This has already been discussed in this thread: https://vpsboard.com/topic/3316-burstnet-closing-dallas-location/


----------



## raindog308 (Feb 10, 2014)

Weren't they burned pretty bad by VolumeDrive?

I don't remember the details...wasn't it something like high 5/low 6 figures?

Perhaps a knock-on effect...


----------



## VPSCorey (Feb 11, 2014)

Anyone looking to maintain a Dallas Presence contact us at [email protected] and we can discuss options.


----------



## MannDude (Feb 11, 2014)

Dupe: https://vpsboard.com/topic/3316-burstnet-closing-dallas-location/

Merging the two threads.


----------



## Lanarchy (Feb 11, 2014)

Not gonna lie. I'm happy to see a thread about a shitty DC/provider, when that isn't CC.

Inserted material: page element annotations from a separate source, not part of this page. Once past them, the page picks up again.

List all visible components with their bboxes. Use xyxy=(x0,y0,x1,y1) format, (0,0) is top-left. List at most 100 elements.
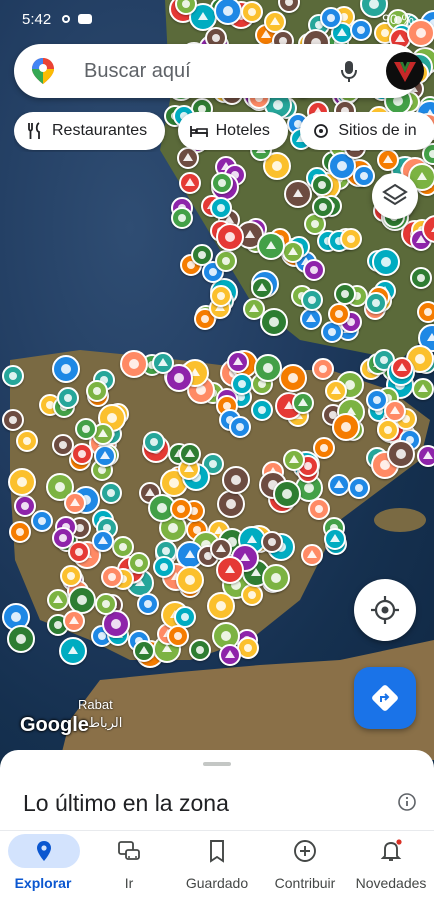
place-pin[interactable] xyxy=(120,350,148,378)
place-pin[interactable] xyxy=(348,477,370,499)
place-pin[interactable] xyxy=(340,228,362,250)
place-pin[interactable] xyxy=(391,357,413,379)
place-pin[interactable] xyxy=(211,172,233,194)
commute-icon xyxy=(116,838,142,864)
place-pin[interactable] xyxy=(312,196,334,218)
directions-button[interactable] xyxy=(354,667,416,729)
place-pin[interactable] xyxy=(47,589,69,611)
place-pin[interactable] xyxy=(128,552,150,574)
place-pin[interactable] xyxy=(292,392,314,414)
place-pin[interactable] xyxy=(8,468,36,496)
place-pin[interactable] xyxy=(52,355,80,383)
place-pin[interactable] xyxy=(59,637,87,665)
layers-icon xyxy=(372,173,418,219)
layers-button[interactable] xyxy=(372,173,418,219)
place-pin[interactable] xyxy=(60,565,82,587)
nav-label: Ir xyxy=(86,875,172,891)
place-pin[interactable] xyxy=(176,566,204,594)
youtube-notification-icon xyxy=(78,14,92,24)
place-pin[interactable] xyxy=(308,498,330,520)
nav-novedades[interactable]: Novedades xyxy=(348,831,434,901)
place-pin[interactable] xyxy=(261,531,283,553)
search-input[interactable]: Buscar aquí xyxy=(84,60,191,83)
place-pin[interactable] xyxy=(133,640,155,662)
place-pin[interactable] xyxy=(328,303,350,325)
place-pin[interactable] xyxy=(365,292,387,314)
place-pin[interactable] xyxy=(170,498,192,520)
bell-icon xyxy=(378,838,404,864)
notification-dot-icon xyxy=(62,15,70,23)
place-pin[interactable] xyxy=(215,250,237,272)
place-pin[interactable] xyxy=(417,301,434,323)
sheet-drag-handle[interactable] xyxy=(203,762,231,766)
my-location-button[interactable] xyxy=(354,579,416,641)
nav-contribuir[interactable]: Contribuir xyxy=(262,831,348,901)
place-pin[interactable] xyxy=(63,610,85,632)
place-pin[interactable] xyxy=(372,248,400,276)
sheet-title: Lo último en la zona xyxy=(23,790,229,817)
place-pin[interactable] xyxy=(189,639,211,661)
city-label-rabat-ar: الرباط xyxy=(88,715,122,731)
chip-hoteles[interactable]: Hoteles xyxy=(178,112,288,150)
place-pin[interactable] xyxy=(2,409,24,431)
place-pin[interactable] xyxy=(137,593,159,615)
nav-guardado[interactable]: Guardado xyxy=(172,831,262,901)
nav-label: Guardado xyxy=(172,875,262,891)
place-pin[interactable] xyxy=(324,528,346,550)
landmark-icon xyxy=(312,122,330,140)
place-pin[interactable] xyxy=(2,365,24,387)
place-pin[interactable] xyxy=(100,482,122,504)
bookmark-icon xyxy=(204,838,230,864)
place-pin[interactable] xyxy=(332,413,360,441)
google-watermark: Google xyxy=(20,714,89,737)
add-circle-icon xyxy=(292,838,318,864)
place-pin[interactable] xyxy=(312,358,334,380)
nav-ir[interactable]: Ir xyxy=(86,831,172,901)
place-pin[interactable] xyxy=(254,354,282,382)
chip-sitios[interactable]: Sitios de in xyxy=(300,112,434,150)
place-pin[interactable] xyxy=(328,474,350,496)
my-location-icon xyxy=(354,579,416,641)
place-pin[interactable] xyxy=(417,445,434,467)
place-pin[interactable] xyxy=(167,625,189,647)
place-pin[interactable] xyxy=(222,466,250,494)
place-pin[interactable] xyxy=(251,277,273,299)
place-pin[interactable] xyxy=(207,592,235,620)
place-pin[interactable] xyxy=(377,149,399,171)
place-pin[interactable] xyxy=(171,207,193,229)
place-pin[interactable] xyxy=(92,530,114,552)
bed-icon xyxy=(190,122,208,140)
place-pin[interactable] xyxy=(210,285,232,307)
place-pin[interactable] xyxy=(301,289,323,311)
bottom-navigation: Explorar Ir Guardado Contribuir Novedade… xyxy=(0,830,434,901)
place-pin[interactable] xyxy=(412,378,434,400)
place-pin[interactable] xyxy=(410,267,432,289)
place-pin[interactable] xyxy=(301,544,323,566)
place-pin[interactable] xyxy=(152,352,174,374)
category-chips: Restaurantes Hoteles Sitios de in xyxy=(14,112,434,152)
fork-knife-icon xyxy=(26,122,44,140)
place-pin[interactable] xyxy=(273,480,301,508)
place-pin[interactable] xyxy=(95,593,117,615)
status-bar: 5:42 90 % xyxy=(0,0,434,38)
bottom-sheet[interactable]: Lo último en la zona xyxy=(0,750,434,830)
nav-label: Novedades xyxy=(348,875,434,891)
place-pin[interactable] xyxy=(52,527,74,549)
place-pin[interactable] xyxy=(216,223,244,251)
search-bar[interactable]: Buscar aquí xyxy=(14,44,420,98)
chip-restaurantes[interactable]: Restaurantes xyxy=(14,112,165,150)
mic-icon[interactable] xyxy=(336,58,362,84)
place-pin[interactable] xyxy=(64,492,86,514)
info-icon[interactable] xyxy=(397,792,417,812)
place-pin[interactable] xyxy=(216,556,244,584)
place-pin[interactable] xyxy=(143,431,165,453)
account-avatar[interactable] xyxy=(386,52,424,90)
place-pin[interactable] xyxy=(300,308,322,330)
place-pin[interactable] xyxy=(94,445,116,467)
place-pin[interactable] xyxy=(179,172,201,194)
place-pin[interactable] xyxy=(229,416,251,438)
place-pin[interactable] xyxy=(241,584,263,606)
place-pin[interactable] xyxy=(279,364,307,392)
nav-explorar[interactable]: Explorar xyxy=(0,831,86,901)
status-time: 5:42 xyxy=(22,11,51,28)
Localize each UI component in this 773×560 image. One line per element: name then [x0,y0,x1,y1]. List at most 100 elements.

Not that I'd wish anyone loses business or sites. But, a non-CC drama thread is a nice change around here.


----------



## willie (Feb 11, 2014)

Wtf?  From the word "cage" it sounds like they have colo equipment in Dallas, but they're not going to give any assistance to customers getting data off?  Is the gear all getting seized by the Feds, or what?  Has it been taken hostage by the data center, which sounds like grounds for calling the FBI?  And 1 month of service as compensation for this level of disruption makes them sound like complete idiots.


----------



## ryanarp (Feb 11, 2014)

willie said:


> Wtf?  From the word "cage" it sounds like they have colo equipment in Dallas, but they're not going to give any assistance to customers getting data off?  Is the gear all getting seized by the Feds, or what?  Has it been taken hostage by the data center, which sounds like grounds for calling the FBI?  And 1 month of service as compensation for this level of disruption makes them sound like complete idiots.


I think that sounds a bit extreme. More than likely a contract dispute and due to the dispute their contracts won't be renewed. So eventually bandwidth/power/and space will be cut off. I haven't seen any real activity or anything in their cage so I am guessing they are working on finding someone to ship off their gear or something. Their on-site tech has been gone for a few weeks.


----------



## peterw (Mar 24, 2014)

raindog308 said:


> Not a Burst customer but this looks interesting...
> 
> http://www.webhostingtalk.com/showthread.php?t=1342218
> 
> Short version: "I cannot stress this enough to all of our clients. If you do not have recent offsite backups get them ASAP. As the email states, we are willing to work with our clients and get them services in our flagship facility in Scranton, PA should they so choose. But the main thing here is getting your data OFF of these servers."


They are dead. They should have said this first not trying to hide the real reason. I am sorry for their customers.


----------



## drmike (Mar 24, 2014)

That's cause, as I suspect, Burst is leaving a heap of crap behind in Scranton/Dunmore.   Since leasing company owns such and Burst doesn't want to get into legal hair splitting about moving the gear elsewhere.

My understanding is they left what they had at Corexchange and Core sold the gear for a song just to recoup some of what Burst owed them.



Lanarchy said:


> Not gonna lie. I'm happy to see a thread about a shitty DC/provider, when that isn't CC.
> 
> Not that I'd wish anyone loses business or sites. But, a non-CC drama thread is a nice change around here.


I am an equal opportunist when news and news..  Feel free to put some info in a PM when you find some


----------